Frequently Asked Questions

What is the IUPAC name of 1-[2-(3-methyl-2H-pyrrol-5-yl)ethyl]-4-phenylpiperazine?
The IUPAC name of 1-[2-(3-methyl-2H-pyrrol-5-yl)ethyl]-4-phenylpiperazine (CID 156720232) is 1-[2-(3-methyl-2H-pyrrol-5-yl)ethyl]-4-phenylpiperazine.
What is the SMILES notation for 1-[2-(3-methyl-2H-pyrrol-5-yl)ethyl]-4-phenylpiperazine?
The canonical SMILES for 1-[2-(3-methyl-2H-pyrrol-5-yl)ethyl]-4-phenylpiperazine is CC1=CC(CCN2CCN(c3ccccc3)CC2)=NC1.
What is the InChIKey of 1-[2-(3-methyl-2H-pyrrol-5-yl)ethyl]-4-phenylpiperazine?
The InChIKey is KVRGCVAWVSWQDG-UHFFFAOYSA-N. The full InChI is InChI=1S/C17H23N3/c1-15-13-16(18-14-15)7-8-19-9-11-20(12-10-19)17-5-3-2-4-6-17/h2-6,13H,7-12,14H2,1H3.

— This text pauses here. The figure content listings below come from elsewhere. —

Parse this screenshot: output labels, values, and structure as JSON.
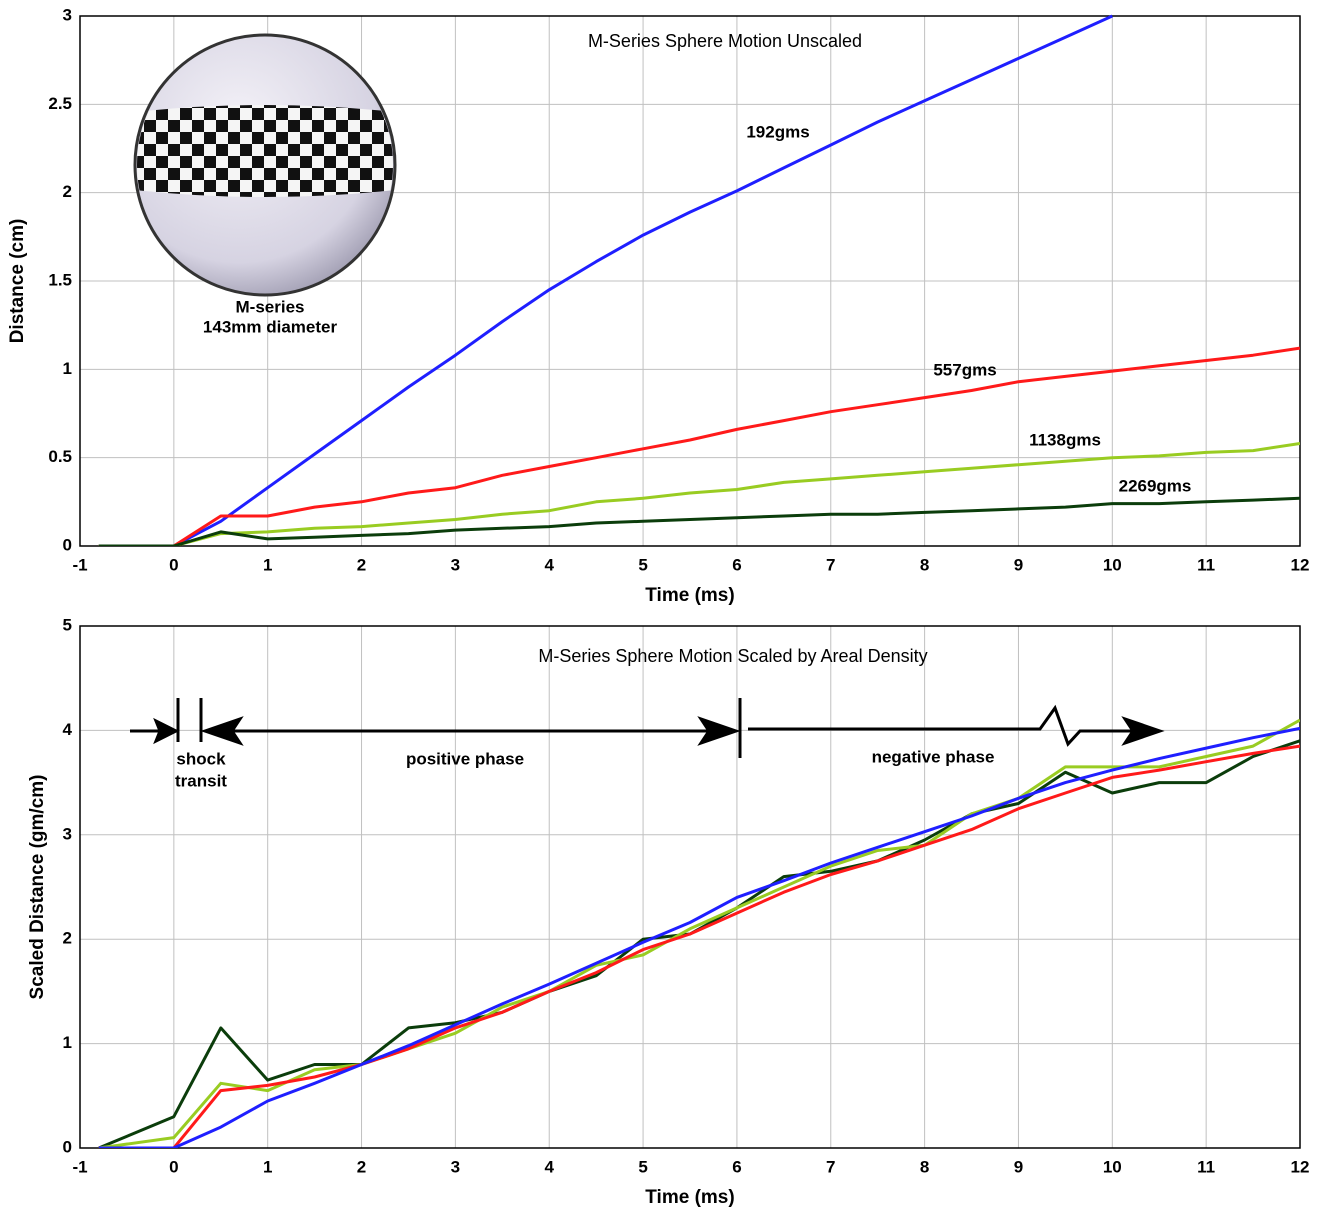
{
  "chart_data": [
    {
      "type": "line",
      "title": "M-Series Sphere Motion Unscaled",
      "x_label": "Time (ms)",
      "y_label": "Distance (cm)",
      "inset_caption": [
        "M-series",
        "143mm diameter"
      ],
      "xlim": [
        -1,
        12
      ],
      "xticks": [
        -1,
        0,
        1,
        2,
        3,
        4,
        5,
        6,
        7,
        8,
        9,
        10,
        11,
        12
      ],
      "ylim": [
        0,
        3
      ],
      "yticks": [
        0,
        0.5,
        1,
        1.5,
        2,
        2.5,
        3
      ],
      "grid": true,
      "x": [
        -0.8,
        0,
        0.5,
        1,
        1.5,
        2,
        2.5,
        3,
        3.5,
        4,
        4.5,
        5,
        5.5,
        6,
        6.5,
        7,
        7.5,
        8,
        8.5,
        9,
        9.5,
        10,
        10.5,
        11,
        11.5,
        12
      ],
      "series": [
        {
          "name": "192gms",
          "color": "#1f1fff",
          "values": [
            0,
            0,
            0.14,
            0.33,
            0.52,
            0.71,
            0.9,
            1.08,
            1.27,
            1.45,
            1.61,
            1.76,
            1.89,
            2.01,
            2.14,
            2.27,
            2.4,
            2.52,
            2.64,
            2.76,
            2.88,
            3.0,
            null,
            null,
            null,
            null
          ]
        },
        {
          "name": "557gms",
          "color": "#ff1a1a",
          "values": [
            0,
            0,
            0.17,
            0.17,
            0.22,
            0.25,
            0.3,
            0.33,
            0.4,
            0.45,
            0.5,
            0.55,
            0.6,
            0.66,
            0.71,
            0.76,
            0.8,
            0.84,
            0.88,
            0.93,
            0.96,
            0.99,
            1.02,
            1.05,
            1.08,
            1.12
          ]
        },
        {
          "name": "1138gms",
          "color": "#99cc22",
          "values": [
            0,
            0,
            0.07,
            0.08,
            0.1,
            0.11,
            0.13,
            0.15,
            0.18,
            0.2,
            0.25,
            0.27,
            0.3,
            0.32,
            0.36,
            0.38,
            0.4,
            0.42,
            0.44,
            0.46,
            0.48,
            0.5,
            0.51,
            0.53,
            0.54,
            0.58
          ]
        },
        {
          "name": "2269gms",
          "color": "#0b3d0b",
          "values": [
            0,
            0,
            0.08,
            0.04,
            0.05,
            0.06,
            0.07,
            0.09,
            0.1,
            0.11,
            0.13,
            0.14,
            0.15,
            0.16,
            0.17,
            0.18,
            0.18,
            0.19,
            0.2,
            0.21,
            0.22,
            0.24,
            0.24,
            0.25,
            0.26,
            0.27
          ]
        }
      ]
    },
    {
      "type": "line",
      "title": "M-Series Sphere Motion Scaled by Areal Density",
      "x_label": "Time (ms)",
      "y_label": "Scaled Distance (gm/cm)",
      "annotations": [
        "shock",
        "transit",
        "positive phase",
        "negative phase"
      ],
      "xlim": [
        -1,
        12
      ],
      "xticks": [
        -1,
        0,
        1,
        2,
        3,
        4,
        5,
        6,
        7,
        8,
        9,
        10,
        11,
        12
      ],
      "ylim": [
        0,
        5
      ],
      "yticks": [
        0,
        1,
        2,
        3,
        4,
        5
      ],
      "grid": true,
      "x": [
        -0.8,
        0,
        0.5,
        1,
        1.5,
        2,
        2.5,
        3,
        3.5,
        4,
        4.5,
        5,
        5.5,
        6,
        6.5,
        7,
        7.5,
        8,
        8.5,
        9,
        9.5,
        10,
        10.5,
        11,
        11.5,
        12
      ],
      "series": [
        {
          "color": "#0b3d0b",
          "values": [
            0,
            0.3,
            1.15,
            0.65,
            0.8,
            0.8,
            1.15,
            1.2,
            1.3,
            1.5,
            1.65,
            2.0,
            2.05,
            2.3,
            2.6,
            2.65,
            2.75,
            2.95,
            3.2,
            3.3,
            3.6,
            3.4,
            3.5,
            3.5,
            3.75,
            3.9
          ]
        },
        {
          "color": "#99cc22",
          "values": [
            0,
            0.1,
            0.62,
            0.55,
            0.75,
            0.8,
            0.95,
            1.1,
            1.35,
            1.5,
            1.75,
            1.85,
            2.1,
            2.3,
            2.5,
            2.7,
            2.85,
            2.9,
            3.2,
            3.35,
            3.65,
            3.65,
            3.65,
            3.75,
            3.85,
            4.1
          ]
        },
        {
          "color": "#ff1a1a",
          "values": [
            0,
            0,
            0.55,
            0.6,
            0.68,
            0.8,
            0.95,
            1.15,
            1.3,
            1.5,
            1.68,
            1.9,
            2.05,
            2.25,
            2.45,
            2.62,
            2.75,
            2.9,
            3.05,
            3.25,
            3.4,
            3.55,
            3.62,
            3.7,
            3.78,
            3.85
          ]
        },
        {
          "color": "#1f1fff",
          "values": [
            0,
            0,
            0.2,
            0.45,
            0.62,
            0.8,
            0.98,
            1.18,
            1.38,
            1.57,
            1.77,
            1.97,
            2.16,
            2.4,
            2.56,
            2.73,
            2.88,
            3.03,
            3.18,
            3.35,
            3.5,
            3.62,
            3.73,
            3.83,
            3.93,
            4.02
          ]
        }
      ]
    }
  ]
}
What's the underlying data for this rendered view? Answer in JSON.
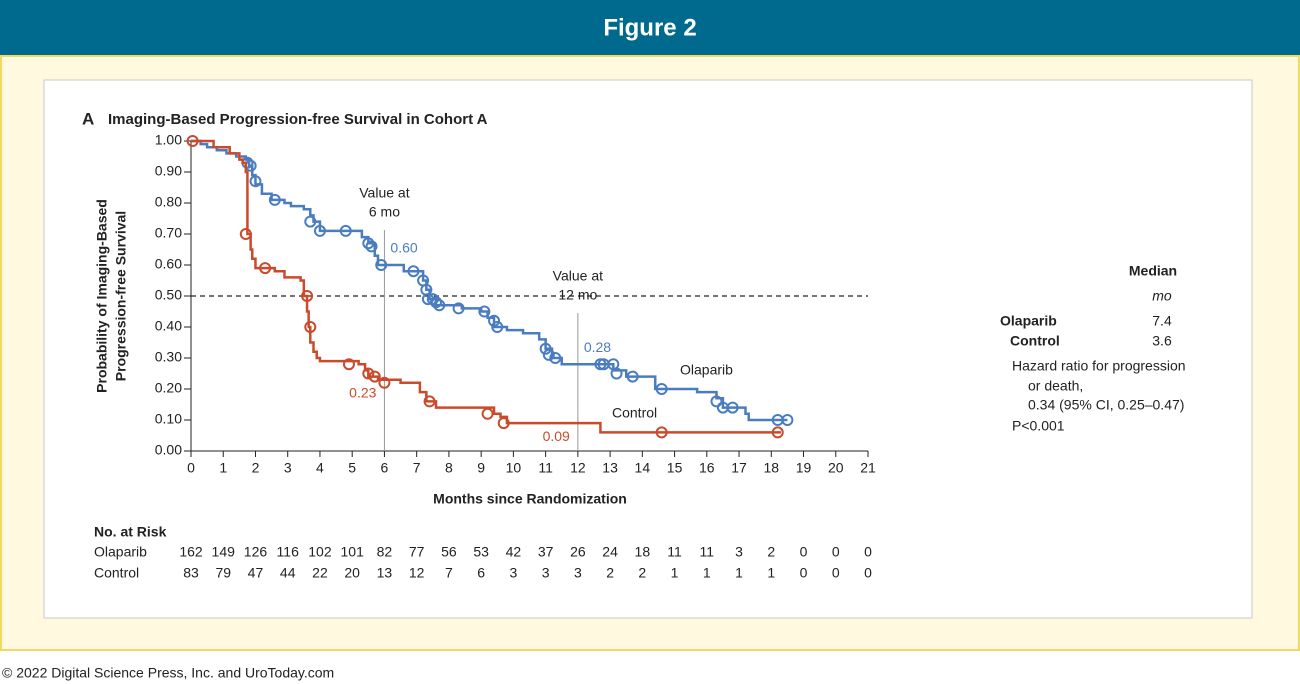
{
  "header": {
    "title": "Figure 2"
  },
  "footer": "© 2022 Digital Science Press, Inc. and UroToday.com",
  "chart_data": {
    "type": "step",
    "panel": "A",
    "title": "Imaging-Based Progression-free Survival in Cohort A",
    "y_label": [
      "Probability of Imaging-Based",
      "Progression-free Survival"
    ],
    "x_label": "Months since Randomization",
    "xlim": [
      0,
      21
    ],
    "ylim": [
      0,
      1
    ],
    "xticks": [
      0,
      1,
      2,
      3,
      4,
      5,
      6,
      7,
      8,
      9,
      10,
      11,
      12,
      13,
      14,
      15,
      16,
      17,
      18,
      19,
      20,
      21
    ],
    "yticks": [
      {
        "value": 0,
        "label": "0.00"
      },
      {
        "value": 0.1,
        "label": "0.10"
      },
      {
        "value": 0.2,
        "label": "0.20"
      },
      {
        "value": 0.3,
        "label": "0.30"
      },
      {
        "value": 0.4,
        "label": "0.40"
      },
      {
        "value": 0.5,
        "label": "0.50"
      },
      {
        "value": 0.6,
        "label": "0.60"
      },
      {
        "value": 0.7,
        "label": "0.70"
      },
      {
        "value": 0.8,
        "label": "0.80"
      },
      {
        "value": 0.9,
        "label": "0.90"
      },
      {
        "value": 1,
        "label": "1.00"
      }
    ],
    "median_line": 0.5,
    "series": [
      {
        "name": "Olaparib",
        "color": "#4a7dc0",
        "x": [
          0,
          0.3,
          0.5,
          0.8,
          1.1,
          1.4,
          1.7,
          1.8,
          1.9,
          2.0,
          2.2,
          2.5,
          2.9,
          3.1,
          3.5,
          3.7,
          3.8,
          4.0,
          5.3,
          5.5,
          5.7,
          5.8,
          6.6,
          7.2,
          7.3,
          7.4,
          7.6,
          8.4,
          9.0,
          9.2,
          9.4,
          9.8,
          10.3,
          10.8,
          11.0,
          11.2,
          11.5,
          13.1,
          13.5,
          14.4,
          15.7,
          16.3,
          16.5,
          17.2,
          17.3,
          18.5
        ],
        "values": [
          1.0,
          0.99,
          0.98,
          0.97,
          0.96,
          0.95,
          0.94,
          0.92,
          0.89,
          0.86,
          0.83,
          0.81,
          0.8,
          0.79,
          0.78,
          0.76,
          0.74,
          0.71,
          0.69,
          0.67,
          0.63,
          0.6,
          0.58,
          0.55,
          0.52,
          0.49,
          0.47,
          0.46,
          0.45,
          0.43,
          0.4,
          0.39,
          0.38,
          0.36,
          0.33,
          0.3,
          0.28,
          0.26,
          0.24,
          0.2,
          0.19,
          0.17,
          0.14,
          0.12,
          0.1,
          0.1
        ],
        "censor_x": [
          1.75,
          1.85,
          2.0,
          2.6,
          3.7,
          4.0,
          4.8,
          5.5,
          5.6,
          5.9,
          6.9,
          7.2,
          7.3,
          7.35,
          7.5,
          7.6,
          7.7,
          8.3,
          9.1,
          9.4,
          9.5,
          11.0,
          11.1,
          11.3,
          12.7,
          12.8,
          13.1,
          13.2,
          13.7,
          14.6,
          16.3,
          16.5,
          16.8,
          18.2,
          18.5
        ],
        "censor_y": [
          0.93,
          0.92,
          0.87,
          0.81,
          0.74,
          0.71,
          0.71,
          0.67,
          0.66,
          0.6,
          0.58,
          0.55,
          0.52,
          0.49,
          0.49,
          0.48,
          0.47,
          0.46,
          0.45,
          0.42,
          0.4,
          0.33,
          0.31,
          0.3,
          0.28,
          0.28,
          0.28,
          0.25,
          0.24,
          0.2,
          0.16,
          0.14,
          0.14,
          0.1,
          0.1
        ],
        "at_risk": [
          162,
          149,
          126,
          116,
          102,
          101,
          82,
          77,
          56,
          53,
          42,
          37,
          26,
          24,
          18,
          11,
          11,
          3,
          2,
          0,
          0,
          0
        ]
      },
      {
        "name": "Control",
        "color": "#c94b2c",
        "x": [
          0,
          0.7,
          1.2,
          1.5,
          1.6,
          1.7,
          1.75,
          1.85,
          1.9,
          2.0,
          2.6,
          2.9,
          3.4,
          3.5,
          3.6,
          3.65,
          3.7,
          3.8,
          3.9,
          4.0,
          5.2,
          5.4,
          5.5,
          5.8,
          6.5,
          7.1,
          7.3,
          7.6,
          9.4,
          9.6,
          9.8,
          12.7,
          18.3
        ],
        "values": [
          1.0,
          0.98,
          0.96,
          0.94,
          0.93,
          0.9,
          0.7,
          0.65,
          0.62,
          0.59,
          0.58,
          0.56,
          0.55,
          0.5,
          0.45,
          0.4,
          0.35,
          0.32,
          0.3,
          0.29,
          0.28,
          0.26,
          0.24,
          0.23,
          0.22,
          0.19,
          0.16,
          0.14,
          0.12,
          0.11,
          0.09,
          0.06,
          0.06
        ],
        "censor_x": [
          0.05,
          1.7,
          2.3,
          3.6,
          3.7,
          4.9,
          5.5,
          5.7,
          6.0,
          7.4,
          9.2,
          9.7,
          14.6,
          18.2
        ],
        "censor_y": [
          1.0,
          0.7,
          0.59,
          0.5,
          0.4,
          0.28,
          0.25,
          0.24,
          0.22,
          0.16,
          0.12,
          0.09,
          0.06,
          0.06
        ],
        "at_risk": [
          83,
          79,
          47,
          44,
          22,
          20,
          13,
          12,
          7,
          6,
          3,
          3,
          3,
          2,
          2,
          1,
          1,
          1,
          1,
          0,
          0,
          0
        ]
      }
    ],
    "reference_lines": [
      {
        "x": 6,
        "label": [
          "Value at",
          "6 mo"
        ],
        "values": [
          0.6,
          0.23
        ],
        "value_labels": [
          "0.60",
          "0.23"
        ]
      },
      {
        "x": 12,
        "label": [
          "Value at",
          "12 mo"
        ],
        "values": [
          0.28,
          0.09
        ],
        "value_labels": [
          "0.28",
          "0.09"
        ]
      }
    ],
    "at_risk_title": "No. at Risk",
    "summary": {
      "header": "Median",
      "unit": "mo",
      "rows": [
        {
          "name": "Olaparib",
          "value": 7.4
        },
        {
          "name": "Control",
          "value": 3.6
        }
      ],
      "hazard": [
        "Hazard ratio for progression",
        "or death,",
        "0.34 (95% CI, 0.25–0.47)"
      ],
      "p": "P<0.001"
    }
  }
}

What are the key properties of 1-[2-(3-methyl-2H-pyrrol-5-yl)ethyl]-4-phenylpiperazine?
1-[2-(3-methyl-2H-pyrrol-5-yl)ethyl]-4-phenylpiperazine has a molecular weight of 269.39 g/mol, XLogP of 2.60, 4 rotatable bonds, 0 hydrogen bond donors, and 3 hydrogen bond acceptors.
Where does this data come from?
All data for 1-[2-(3-methyl-2H-pyrrol-5-yl)ethyl]-4-phenylpiperazine is sourced from PubChem (CID 156720232), the world's largest open chemistry database maintained by the National Library of Medicine (NIH).